Summary
Differential equations have been shown to be capable of describing any phenomenon, and the provided circumstances are entirely solvable to produce a variety of solutions.
We begin with an introduction to differential equations; definition, types and some basic ideas connected to differential equations, such as degree order homogeneous and nonhomogeneous differential equations with governing equations as well as the solutions to such differential equations; Variable separable method, integrating factor method and solution of exact differential equations. This is seen in Chapter one, alongside numerous examples to illustrate.
Chapter 2 is a brief history of differential equations and its progression through time. Notable names like Isaac Newton, Gottfried Leibniz, Bernoulli brothers, Leonhard Euler, Joseph Lagrange, Simon Laplace among many others are accredited with most of the rules, equations and theorems used in differential equations till this day.
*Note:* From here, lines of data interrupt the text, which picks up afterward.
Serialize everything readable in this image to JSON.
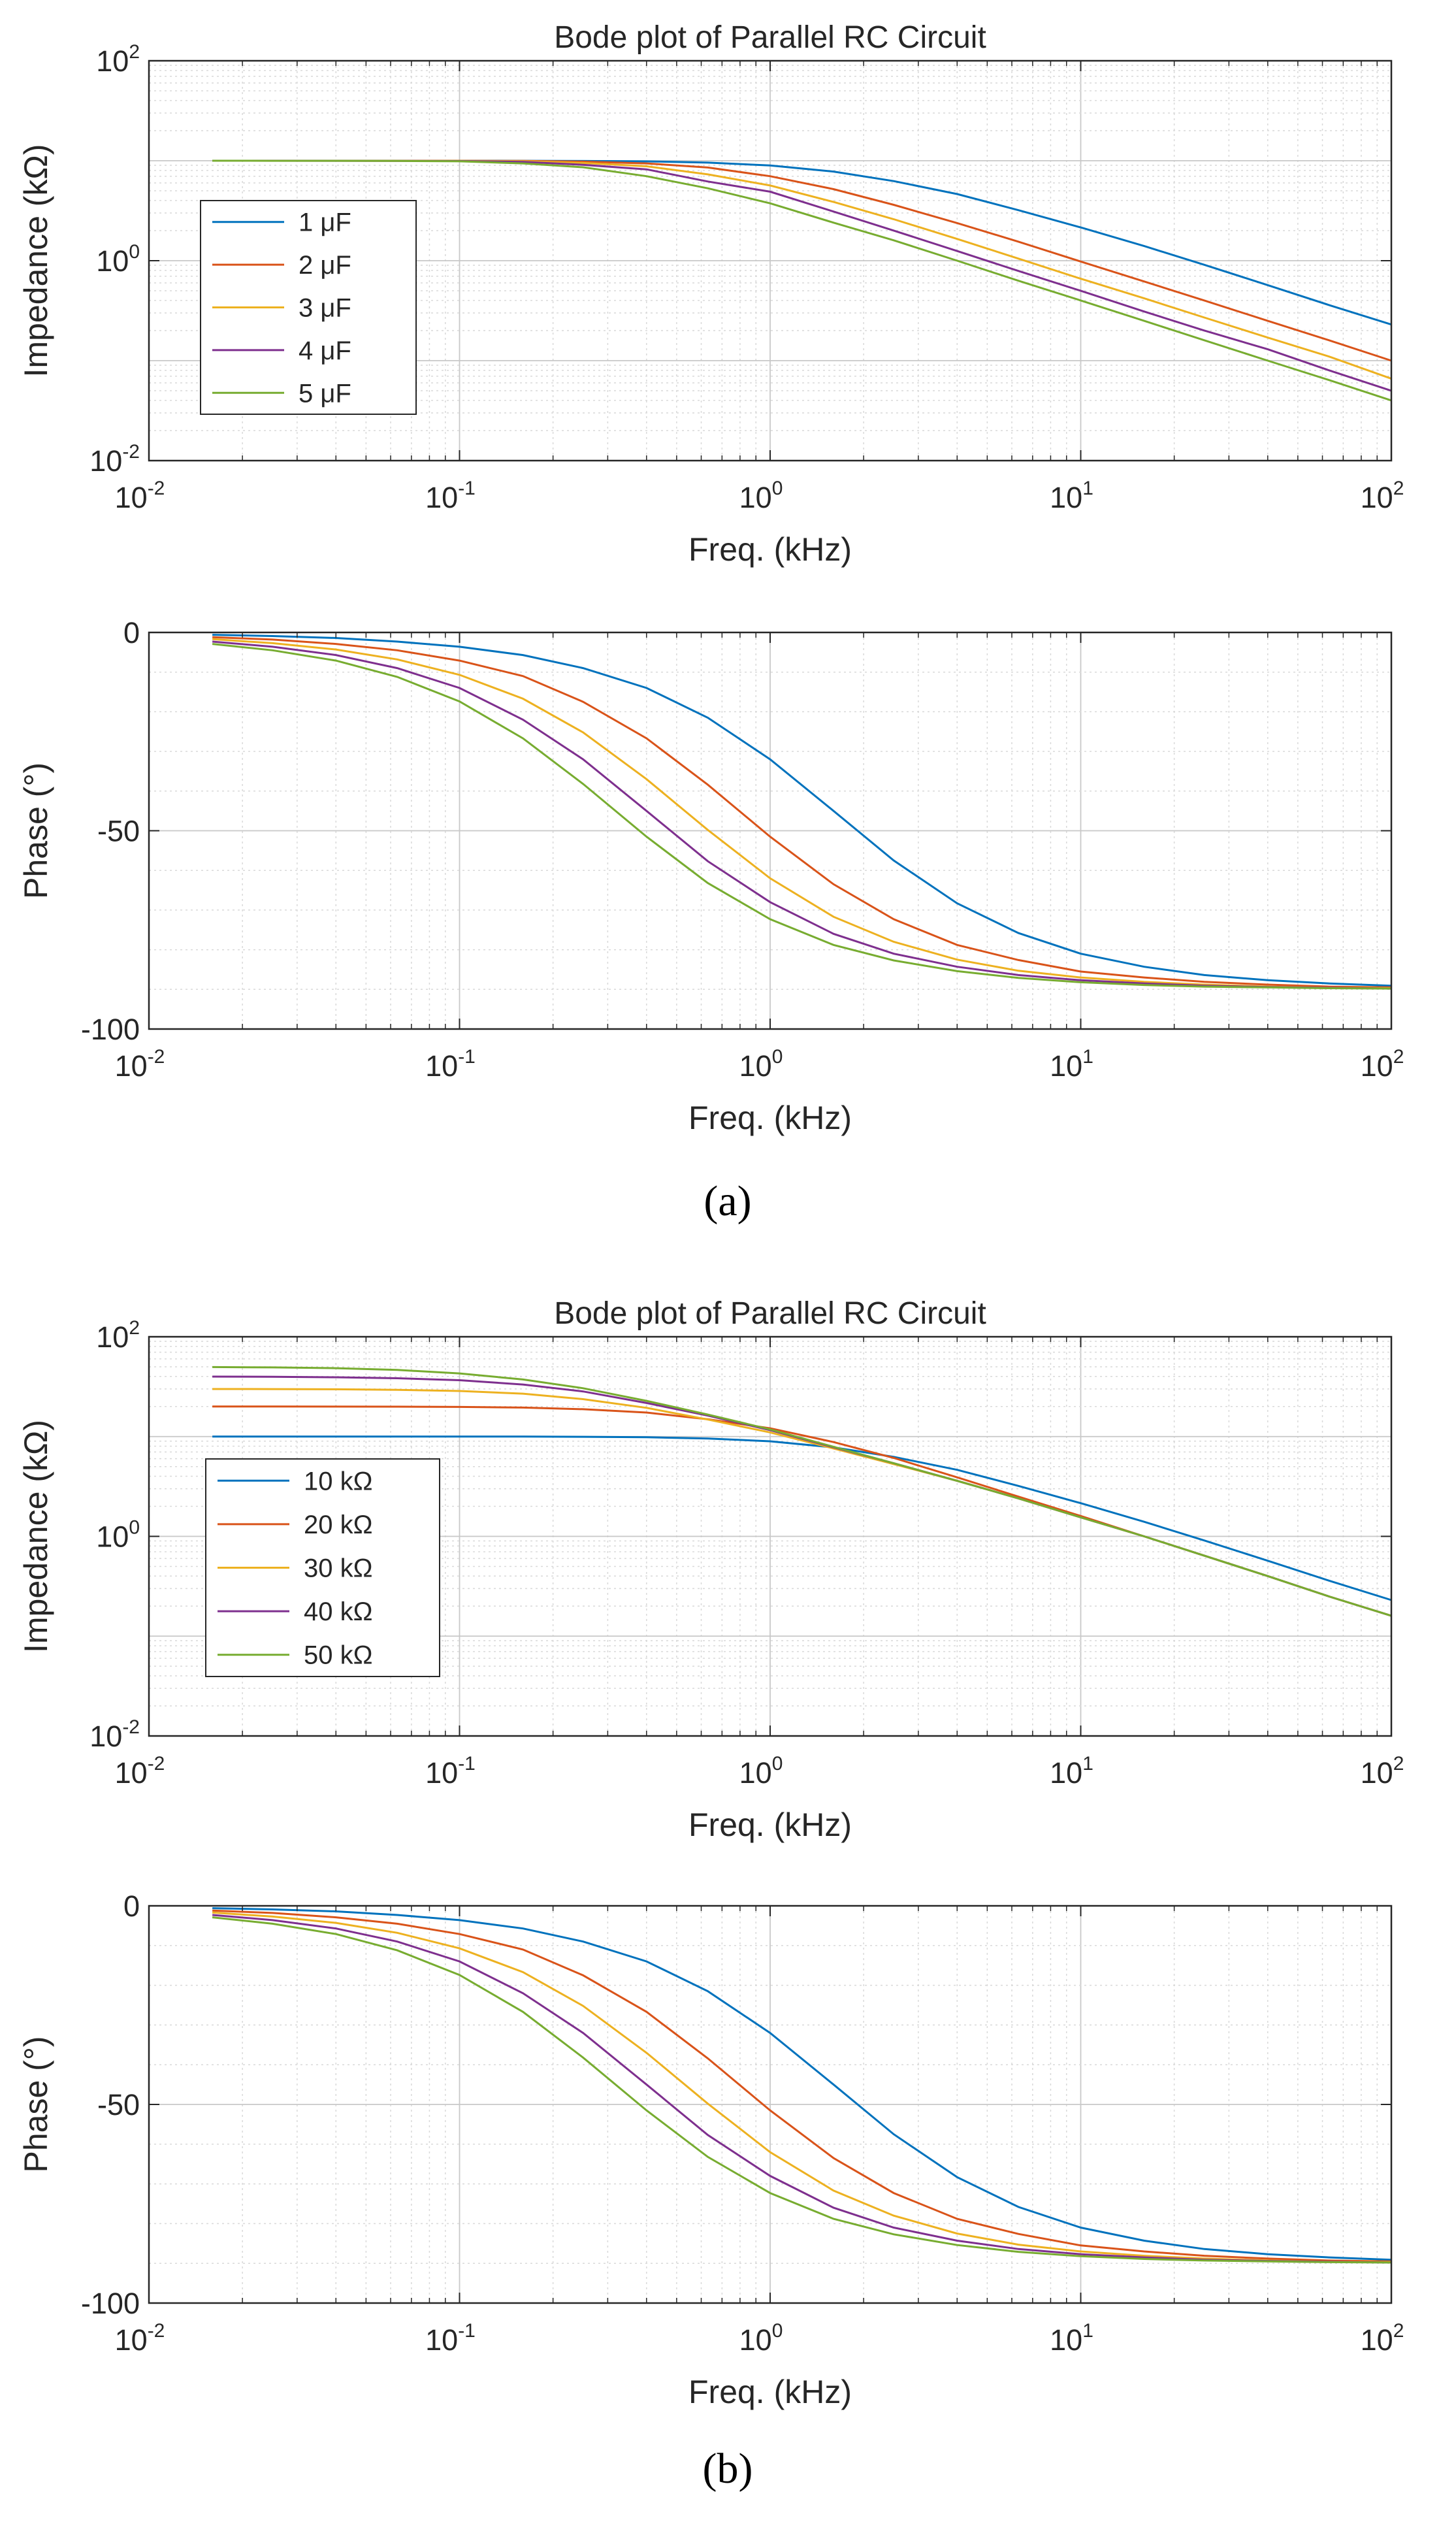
{
  "figure": {
    "panels": [
      {
        "label": "(a)"
      },
      {
        "label": "(b)"
      }
    ]
  },
  "colors": {
    "series": [
      "#0072bd",
      "#d95319",
      "#edb120",
      "#7e2f8e",
      "#77ac30"
    ],
    "axis": "#262626",
    "grid": "#c8c8c8"
  },
  "chart_data": [
    {
      "id": "a-impedance",
      "type": "line",
      "title": "Bode plot of Parallel RC Circuit",
      "xlabel": "Freq. (kHz)",
      "ylabel": "Impedance (kΩ)",
      "xscale": "log",
      "yscale": "log",
      "xlim": [
        0.01,
        100
      ],
      "ylim": [
        0.01,
        100
      ],
      "xticks": [
        {
          "base": "10",
          "exp": "-2"
        },
        {
          "base": "10",
          "exp": "-1"
        },
        {
          "base": "10",
          "exp": "0"
        },
        {
          "base": "10",
          "exp": "1"
        },
        {
          "base": "10",
          "exp": "2"
        }
      ],
      "yticks": [
        {
          "base": "10",
          "exp": "-2"
        },
        {
          "base": "10",
          "exp": "0"
        },
        {
          "base": "10",
          "exp": "2"
        }
      ],
      "grid": true,
      "legend": "left",
      "x": [
        0.016,
        0.025,
        0.04,
        0.063,
        0.1,
        0.16,
        0.25,
        0.4,
        0.63,
        1,
        1.6,
        2.5,
        4,
        6.3,
        10,
        16,
        25,
        40,
        63,
        100
      ],
      "series": [
        {
          "name": "1 μF",
          "values": [
            10,
            10,
            10,
            10,
            10,
            9.99,
            9.94,
            9.85,
            9.57,
            8.97,
            7.79,
            6.25,
            4.64,
            3.2,
            2.15,
            1.4,
            0.91,
            0.57,
            0.36,
            0.23
          ]
        },
        {
          "name": "2 μF",
          "values": [
            10,
            10,
            10,
            10,
            9.98,
            9.95,
            9.79,
            9.4,
            8.55,
            7.0,
            5.2,
            3.62,
            2.38,
            1.55,
            0.98,
            0.62,
            0.4,
            0.25,
            0.16,
            0.1
          ]
        },
        {
          "name": "3 μF",
          "values": [
            10,
            10,
            10,
            9.99,
            9.96,
            9.89,
            9.5,
            8.8,
            7.3,
            5.65,
            3.87,
            2.6,
            1.65,
            1.05,
            0.66,
            0.42,
            0.27,
            0.17,
            0.11,
            0.066
          ]
        },
        {
          "name": "4 μF",
          "values": [
            10,
            10,
            9.99,
            9.97,
            9.93,
            9.74,
            9.1,
            8.2,
            6.2,
            4.9,
            3.1,
            2.0,
            1.25,
            0.79,
            0.5,
            0.31,
            0.2,
            0.13,
            0.08,
            0.05
          ]
        },
        {
          "name": "5 μF",
          "values": [
            10,
            9.99,
            9.98,
            9.95,
            9.86,
            9.4,
            8.6,
            7.0,
            5.3,
            3.75,
            2.4,
            1.6,
            1.0,
            0.63,
            0.4,
            0.25,
            0.16,
            0.1,
            0.064,
            0.04
          ]
        }
      ]
    },
    {
      "id": "a-phase",
      "type": "line",
      "title": "",
      "xlabel": "Freq. (kHz)",
      "ylabel": "Phase (°)",
      "xscale": "log",
      "yscale": "linear",
      "xlim": [
        0.01,
        100
      ],
      "ylim": [
        -100,
        0
      ],
      "xticks": [
        {
          "base": "10",
          "exp": "-2"
        },
        {
          "base": "10",
          "exp": "-1"
        },
        {
          "base": "10",
          "exp": "0"
        },
        {
          "base": "10",
          "exp": "1"
        },
        {
          "base": "10",
          "exp": "2"
        }
      ],
      "yticks": [
        {
          "base": "-100",
          "exp": ""
        },
        {
          "base": "-50",
          "exp": ""
        },
        {
          "base": "0",
          "exp": ""
        }
      ],
      "grid": true,
      "x": [
        0.016,
        0.025,
        0.04,
        0.063,
        0.1,
        0.16,
        0.25,
        0.4,
        0.63,
        1,
        1.6,
        2.5,
        4,
        6.3,
        10,
        16,
        25,
        40,
        63,
        100
      ],
      "series": [
        {
          "name": "1 μF",
          "values": [
            -0.6,
            -0.9,
            -1.4,
            -2.3,
            -3.6,
            -5.7,
            -9,
            -14,
            -21.5,
            -32,
            -45,
            -57.5,
            -68.3,
            -75.8,
            -81,
            -84.3,
            -86.4,
            -87.7,
            -88.5,
            -89.1
          ]
        },
        {
          "name": "2 μF",
          "values": [
            -1.2,
            -1.8,
            -2.9,
            -4.5,
            -7.1,
            -11,
            -17.5,
            -26.7,
            -38.4,
            -51.5,
            -63.5,
            -72.3,
            -78.8,
            -82.6,
            -85.5,
            -87,
            -88.1,
            -88.8,
            -89.3,
            -89.5
          ]
        },
        {
          "name": "3 μF",
          "values": [
            -1.7,
            -2.7,
            -4.3,
            -6.8,
            -10.7,
            -16.7,
            -25.2,
            -37,
            -49.8,
            -62,
            -71.7,
            -78,
            -82.5,
            -85.3,
            -87,
            -88.1,
            -88.8,
            -89.3,
            -89.6,
            -89.7
          ]
        },
        {
          "name": "4 μF",
          "values": [
            -2.3,
            -3.6,
            -5.7,
            -9,
            -14,
            -22,
            -32,
            -45,
            -57.7,
            -68,
            -76,
            -81,
            -84.3,
            -86.4,
            -87.7,
            -88.5,
            -89.1,
            -89.4,
            -89.6,
            -89.8
          ]
        },
        {
          "name": "5 μF",
          "values": [
            -2.9,
            -4.5,
            -7.1,
            -11.2,
            -17.4,
            -26.7,
            -38.2,
            -51.5,
            -63.2,
            -72.3,
            -78.8,
            -82.7,
            -85.4,
            -87.1,
            -88.2,
            -88.9,
            -89.3,
            -89.5,
            -89.7,
            -89.8
          ]
        }
      ]
    },
    {
      "id": "b-impedance",
      "type": "line",
      "title": "Bode plot of Parallel RC Circuit",
      "xlabel": "Freq. (kHz)",
      "ylabel": "Impedance (kΩ)",
      "xscale": "log",
      "yscale": "log",
      "xlim": [
        0.01,
        100
      ],
      "ylim": [
        0.01,
        100
      ],
      "xticks": [
        {
          "base": "10",
          "exp": "-2"
        },
        {
          "base": "10",
          "exp": "-1"
        },
        {
          "base": "10",
          "exp": "0"
        },
        {
          "base": "10",
          "exp": "1"
        },
        {
          "base": "10",
          "exp": "2"
        }
      ],
      "yticks": [
        {
          "base": "10",
          "exp": "-2"
        },
        {
          "base": "10",
          "exp": "0"
        },
        {
          "base": "10",
          "exp": "2"
        }
      ],
      "grid": true,
      "legend": "left",
      "x": [
        0.016,
        0.025,
        0.04,
        0.063,
        0.1,
        0.16,
        0.25,
        0.4,
        0.63,
        1,
        1.6,
        2.5,
        4,
        6.3,
        10,
        16,
        25,
        40,
        63,
        100
      ],
      "series": [
        {
          "name": "10 kΩ",
          "values": [
            10,
            10,
            10,
            10,
            10,
            9.99,
            9.94,
            9.85,
            9.57,
            8.97,
            7.79,
            6.25,
            4.64,
            3.2,
            2.15,
            1.4,
            0.91,
            0.57,
            0.36,
            0.23
          ]
        },
        {
          "name": "20 kΩ",
          "values": [
            19.99,
            19.99,
            19.97,
            19.92,
            19.8,
            19.5,
            18.8,
            17.4,
            14.9,
            12.1,
            8.8,
            6.1,
            3.9,
            2.5,
            1.6,
            1.0,
            0.64,
            0.4,
            0.25,
            0.16
          ]
        },
        {
          "name": "30 kΩ",
          "values": [
            29.96,
            29.91,
            29.77,
            29.4,
            28.6,
            26.9,
            23.7,
            19.4,
            14.8,
            11.0,
            7.6,
            5.3,
            3.6,
            2.4,
            1.55,
            1.0,
            0.64,
            0.4,
            0.25,
            0.16
          ]
        },
        {
          "name": "40 kΩ",
          "values": [
            39.9,
            39.7,
            39.3,
            38.4,
            36.7,
            33.2,
            28.3,
            21.7,
            16.2,
            11.6,
            7.8,
            5.4,
            3.6,
            2.4,
            1.55,
            1.0,
            0.64,
            0.4,
            0.25,
            0.16
          ]
        },
        {
          "name": "50 kΩ",
          "values": [
            49.7,
            49.3,
            48.4,
            46.5,
            42.9,
            37.3,
            30.5,
            22.8,
            16.6,
            11.8,
            7.9,
            5.4,
            3.6,
            2.4,
            1.55,
            1.0,
            0.64,
            0.4,
            0.25,
            0.16
          ]
        }
      ]
    },
    {
      "id": "b-phase",
      "type": "line",
      "title": "",
      "xlabel": "Freq. (kHz)",
      "ylabel": "Phase (°)",
      "xscale": "log",
      "yscale": "linear",
      "xlim": [
        0.01,
        100
      ],
      "ylim": [
        -100,
        0
      ],
      "xticks": [
        {
          "base": "10",
          "exp": "-2"
        },
        {
          "base": "10",
          "exp": "-1"
        },
        {
          "base": "10",
          "exp": "0"
        },
        {
          "base": "10",
          "exp": "1"
        },
        {
          "base": "10",
          "exp": "2"
        }
      ],
      "yticks": [
        {
          "base": "-100",
          "exp": ""
        },
        {
          "base": "-50",
          "exp": ""
        },
        {
          "base": "0",
          "exp": ""
        }
      ],
      "grid": true,
      "x": [
        0.016,
        0.025,
        0.04,
        0.063,
        0.1,
        0.16,
        0.25,
        0.4,
        0.63,
        1,
        1.6,
        2.5,
        4,
        6.3,
        10,
        16,
        25,
        40,
        63,
        100
      ],
      "series": [
        {
          "name": "10 kΩ",
          "values": [
            -0.6,
            -0.9,
            -1.4,
            -2.3,
            -3.6,
            -5.7,
            -9,
            -14,
            -21.5,
            -32,
            -45,
            -57.5,
            -68.3,
            -75.8,
            -81,
            -84.3,
            -86.4,
            -87.7,
            -88.5,
            -89.1
          ]
        },
        {
          "name": "20 kΩ",
          "values": [
            -1.2,
            -1.8,
            -2.9,
            -4.5,
            -7.1,
            -11,
            -17.5,
            -26.7,
            -38.4,
            -51.5,
            -63.5,
            -72.3,
            -78.8,
            -82.6,
            -85.5,
            -87,
            -88.1,
            -88.8,
            -89.3,
            -89.5
          ]
        },
        {
          "name": "30 kΩ",
          "values": [
            -1.7,
            -2.7,
            -4.3,
            -6.8,
            -10.7,
            -16.7,
            -25.2,
            -37,
            -49.8,
            -62,
            -71.7,
            -78,
            -82.5,
            -85.3,
            -87,
            -88.1,
            -88.8,
            -89.3,
            -89.6,
            -89.7
          ]
        },
        {
          "name": "40 kΩ",
          "values": [
            -2.3,
            -3.6,
            -5.7,
            -9,
            -14,
            -22,
            -32,
            -45,
            -57.7,
            -68,
            -76,
            -81,
            -84.3,
            -86.4,
            -87.7,
            -88.5,
            -89.1,
            -89.4,
            -89.6,
            -89.8
          ]
        },
        {
          "name": "50 kΩ",
          "values": [
            -2.9,
            -4.5,
            -7.1,
            -11.2,
            -17.4,
            -26.7,
            -38.2,
            -51.5,
            -63.2,
            -72.3,
            -78.8,
            -82.7,
            -85.4,
            -87.1,
            -88.2,
            -88.9,
            -89.3,
            -89.5,
            -89.7,
            -89.8
          ]
        }
      ]
    }
  ]
}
The main body of works involves, using differential equations to model real life problems; Newton’s law of cooling and warming which has numerous applications most importantly in the determination of time of death in forensic studies, Radioactive decay used in archeology, compound interest which has applications in financial sectors and the air resistance of a falling body, used in skydiving.
In the previous chapter we study population dynamics, the Malthusian model and logistic growth model, which is used in economics for population analysis, disease control as well as many others.